Except for six years in California as a child, I grew up in West Texas. We had some doozy sand storms that would sting your skin if you happened to be outside. And this was in prehistoric times when girls could not wear jeans to school and we had to walk home with sand stinging our bare legs. Ugh, those were NOT the good old days. We also occasionally had a bad dust storm.
|Dust storm at Midland TX|
The first one I remember was when I had just turned eight. We had just moved back to Texas from Bakersfield and the dust started blowing in the afternoon. Because I was asthmatic, my mom wet sheets and hung them at the windows of my room. She didn’t bother to do the same in her and Daddy’s bedroom. The next morning when they woke, my mom started laughing at my dad. Fine gray dust covered his face, like grayish-brown talcum. When he raised his head, she could see the outline of where he’d lain. He asked her why she was laughing and she told him he looked as if he had on some kind of stage make up. He told her to go look in the mirror. She was shocked to see she looked the same and her brown hair was beige. I still remember the surprise of seeing their outline on the pillows before I was banished back to my room.

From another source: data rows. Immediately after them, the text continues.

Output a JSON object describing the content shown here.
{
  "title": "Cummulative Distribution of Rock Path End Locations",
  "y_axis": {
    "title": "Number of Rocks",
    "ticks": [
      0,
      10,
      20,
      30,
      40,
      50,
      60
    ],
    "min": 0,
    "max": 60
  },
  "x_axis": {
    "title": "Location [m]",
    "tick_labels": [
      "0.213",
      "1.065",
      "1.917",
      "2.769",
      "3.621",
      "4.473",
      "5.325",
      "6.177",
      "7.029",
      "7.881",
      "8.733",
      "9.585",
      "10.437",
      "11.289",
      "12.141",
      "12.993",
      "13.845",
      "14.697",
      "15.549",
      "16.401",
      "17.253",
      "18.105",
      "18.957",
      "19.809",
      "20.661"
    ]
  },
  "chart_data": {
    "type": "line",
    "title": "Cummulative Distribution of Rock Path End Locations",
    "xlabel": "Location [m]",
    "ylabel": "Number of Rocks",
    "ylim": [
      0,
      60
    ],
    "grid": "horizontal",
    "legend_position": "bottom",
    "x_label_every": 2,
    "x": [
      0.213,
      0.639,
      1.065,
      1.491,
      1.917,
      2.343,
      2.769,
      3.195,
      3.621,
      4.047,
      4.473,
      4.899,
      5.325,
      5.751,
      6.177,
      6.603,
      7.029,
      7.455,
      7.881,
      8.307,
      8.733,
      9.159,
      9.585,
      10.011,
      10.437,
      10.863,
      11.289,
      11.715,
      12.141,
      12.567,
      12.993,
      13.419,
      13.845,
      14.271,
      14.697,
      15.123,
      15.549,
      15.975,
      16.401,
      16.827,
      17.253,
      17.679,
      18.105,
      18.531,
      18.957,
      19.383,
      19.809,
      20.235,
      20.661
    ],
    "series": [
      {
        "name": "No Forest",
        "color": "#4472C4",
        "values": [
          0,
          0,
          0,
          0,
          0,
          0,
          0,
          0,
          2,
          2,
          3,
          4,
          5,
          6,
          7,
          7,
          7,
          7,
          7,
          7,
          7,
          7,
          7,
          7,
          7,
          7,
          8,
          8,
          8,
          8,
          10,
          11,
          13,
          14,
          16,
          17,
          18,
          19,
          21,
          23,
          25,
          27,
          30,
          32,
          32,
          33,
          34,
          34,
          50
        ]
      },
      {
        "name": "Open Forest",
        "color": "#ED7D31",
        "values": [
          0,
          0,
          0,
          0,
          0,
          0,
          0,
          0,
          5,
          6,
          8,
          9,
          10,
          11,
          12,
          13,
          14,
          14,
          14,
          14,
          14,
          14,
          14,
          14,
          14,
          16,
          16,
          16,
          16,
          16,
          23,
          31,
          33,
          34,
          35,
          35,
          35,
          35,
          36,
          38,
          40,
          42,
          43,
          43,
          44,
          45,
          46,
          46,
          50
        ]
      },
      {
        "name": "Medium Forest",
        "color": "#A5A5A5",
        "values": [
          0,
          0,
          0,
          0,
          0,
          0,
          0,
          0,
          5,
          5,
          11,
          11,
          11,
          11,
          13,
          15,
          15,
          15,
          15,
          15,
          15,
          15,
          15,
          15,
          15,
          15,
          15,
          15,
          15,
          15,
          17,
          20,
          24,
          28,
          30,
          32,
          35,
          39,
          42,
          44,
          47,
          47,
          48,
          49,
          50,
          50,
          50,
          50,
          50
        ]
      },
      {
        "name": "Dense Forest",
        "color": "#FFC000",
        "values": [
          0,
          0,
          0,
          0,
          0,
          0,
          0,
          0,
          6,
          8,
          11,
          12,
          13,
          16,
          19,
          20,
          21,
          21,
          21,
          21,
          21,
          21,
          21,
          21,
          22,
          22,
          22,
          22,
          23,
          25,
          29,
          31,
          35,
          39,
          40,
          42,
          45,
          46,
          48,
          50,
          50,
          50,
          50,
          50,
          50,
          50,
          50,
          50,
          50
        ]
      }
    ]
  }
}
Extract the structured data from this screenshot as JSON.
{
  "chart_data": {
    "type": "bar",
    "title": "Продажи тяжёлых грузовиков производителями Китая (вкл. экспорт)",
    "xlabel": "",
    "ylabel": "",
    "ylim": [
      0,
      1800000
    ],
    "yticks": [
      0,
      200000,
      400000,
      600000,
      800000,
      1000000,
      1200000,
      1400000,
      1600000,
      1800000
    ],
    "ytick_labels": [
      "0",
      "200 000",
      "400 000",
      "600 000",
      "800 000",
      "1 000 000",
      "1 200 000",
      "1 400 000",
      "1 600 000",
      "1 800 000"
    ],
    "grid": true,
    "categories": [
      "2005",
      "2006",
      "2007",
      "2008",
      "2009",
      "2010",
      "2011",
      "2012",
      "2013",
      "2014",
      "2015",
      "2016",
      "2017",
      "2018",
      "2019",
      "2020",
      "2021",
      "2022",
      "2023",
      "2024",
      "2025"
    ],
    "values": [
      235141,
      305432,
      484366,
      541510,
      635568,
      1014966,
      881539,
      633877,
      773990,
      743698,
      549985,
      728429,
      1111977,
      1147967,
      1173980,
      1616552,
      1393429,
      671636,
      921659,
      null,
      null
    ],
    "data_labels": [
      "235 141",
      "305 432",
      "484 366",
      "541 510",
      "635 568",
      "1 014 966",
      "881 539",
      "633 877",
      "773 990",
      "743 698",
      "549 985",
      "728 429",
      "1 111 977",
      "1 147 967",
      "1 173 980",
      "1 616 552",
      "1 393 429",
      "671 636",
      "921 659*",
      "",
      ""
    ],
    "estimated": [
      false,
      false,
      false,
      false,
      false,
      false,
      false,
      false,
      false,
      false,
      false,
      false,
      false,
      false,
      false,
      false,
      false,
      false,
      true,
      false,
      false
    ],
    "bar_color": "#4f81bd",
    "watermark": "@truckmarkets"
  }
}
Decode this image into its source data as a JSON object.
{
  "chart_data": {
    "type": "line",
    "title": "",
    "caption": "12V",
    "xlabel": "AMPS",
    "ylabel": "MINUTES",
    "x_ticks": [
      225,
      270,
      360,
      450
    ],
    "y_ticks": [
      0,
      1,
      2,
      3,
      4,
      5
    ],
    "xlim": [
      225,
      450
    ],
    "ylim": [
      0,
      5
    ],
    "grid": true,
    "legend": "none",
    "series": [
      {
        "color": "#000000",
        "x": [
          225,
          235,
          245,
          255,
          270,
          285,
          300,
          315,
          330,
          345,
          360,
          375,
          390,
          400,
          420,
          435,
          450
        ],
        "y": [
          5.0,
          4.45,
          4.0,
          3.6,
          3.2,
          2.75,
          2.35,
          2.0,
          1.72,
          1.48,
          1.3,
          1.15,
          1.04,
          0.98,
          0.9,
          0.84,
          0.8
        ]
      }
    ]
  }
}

About ten years ago, my husband and I were visiting his mom in
Lubbock, where she lived in a beautiful, new assisted living complex. The sky
grew dark and we thought we were in for a thunderstorm. No, it was roiling clouds of black dust
from who knows where? The dirt around Lubbock is reddish-brown and further west
the soil is tan. This was black and fine, like tons of obsidian talcum powder smothering
us. Her apartment had double-paned windows in metal frames. That storm must have sucked all the oxygen from the air, because I started choking up. I don’t have many asthma attacks now that I’m an
adult and know what to avoid, but I had a severe attack then.
We had to cut our visit short and hurry out of town or go to the emergency room. We left.
|Dugout in Indian Territory|
Oklahoma Historical Society
In my current story, THE MOST UNSUITABLE COURTSHIP (to be released in October), the adults are as uncomfortable as you would expect of anyone caught in a dust storm on the prairie. But two of the children have asthma, one severely. This made me wonder about pioneers like those above from my step-grandmother's family. My husband and I have taken turns sitting up nights with our asthmatic children (or sitting with one child when they were both ill at the same time), we learned to give respiratory therapy to them, and we monitored their diets, shots, and medicines. With all that, we still felt helpless when they were sick.
How horrible it must have been to have a child gasping for breath with no help in sight. No emergency room, steroids, or modern medicines. No wonder so many children died in infancy.
I love to write and read about the Old West. I'm glad I missed out on the real Dust Bowl. I give thanks that I live in the New West.